Changes made by Google impacted Edge performance, he says

Dec 18, 2018 06:36 GMT  ·  By

The failure of Microsoft Edge was finally acknowledged by Microsoft a few weeks ago when the company confirmed that it’s switching to the Chromium browsing engine and thus giving up on its very own EdgeHTML.

And while opinions on whether this is a good thing or not are still mixed, a lot has been said about the reasons Microsoft Edge eventually turned out to be just a failed browser.

But as far as a former Microsoft software engineering intern is concerned, Google itself is also responsible for the decision to abandon EdgeHTML. Joshua Bakita, who was an intern on the Microsoft Edge team, says in a post on Hacker News that the frequent changes Google made to its web apps broke down compatibility in the other web browsers, including Microsoft’s.

“I very recently worked on the Edge team, and one of the reasons we decided to end EdgeHTML was because Google kept making changes to its sites that broke other browsers, and we couldn't keep up. For example, they recently added a hidden empty div over YouTube videos that causes our hardware acceleration fast-path to bail (should now be fixed in Win10 Oct update),” he explains in his post.

“Prior to that, our fairly state-of-the-art video acceleration put us well ahead of Chrome on video playback time on battery, but almost the instant they broke things on YouTube, they started advertising Chrome's dominance over Edge on video-watching battery life. What makes it so sad, is that their claimed dominance was not due to ingenious optimization work by Chrome, but due to a failure of YouTube. On the whole, they only made the web slower.”

“Intentional” change

At the same time, the former Microsoft intern says everything was intentional and Google’s teams even refused to provide more information on the changes they made to their services.

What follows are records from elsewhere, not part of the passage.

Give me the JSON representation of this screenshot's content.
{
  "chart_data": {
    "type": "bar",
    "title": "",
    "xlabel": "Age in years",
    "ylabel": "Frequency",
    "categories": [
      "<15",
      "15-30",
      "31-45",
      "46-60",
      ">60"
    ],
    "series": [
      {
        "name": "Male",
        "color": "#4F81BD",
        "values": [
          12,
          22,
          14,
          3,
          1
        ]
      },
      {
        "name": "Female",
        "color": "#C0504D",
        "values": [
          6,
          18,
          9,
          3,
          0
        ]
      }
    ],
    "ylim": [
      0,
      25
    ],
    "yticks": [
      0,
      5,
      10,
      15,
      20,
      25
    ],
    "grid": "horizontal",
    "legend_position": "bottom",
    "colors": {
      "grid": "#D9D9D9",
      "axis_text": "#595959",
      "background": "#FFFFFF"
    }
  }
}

“Now while I'm not sure I'm convinced that YouTube was changed intentionally to slow Edge, many of my co-workers are quite convinced - and they're the ones who looked into it personally. To add to this all, when we asked, YouTube turned down our request to remove the hidden empty div and did not elaborate further,” he added, suggested this happened in more than just one case.

Microsoft is migrating to Chromium and all these compatibility issues would go away, as the changes that Google makes apply to all browsers relying on this engine.

This is why Chromium-based browsers are easier to maintain, and with Microsoft moving in this direction, the company can make sure that Google won’t be evil with its Windows 10 default. Or, at least, not as evil as before.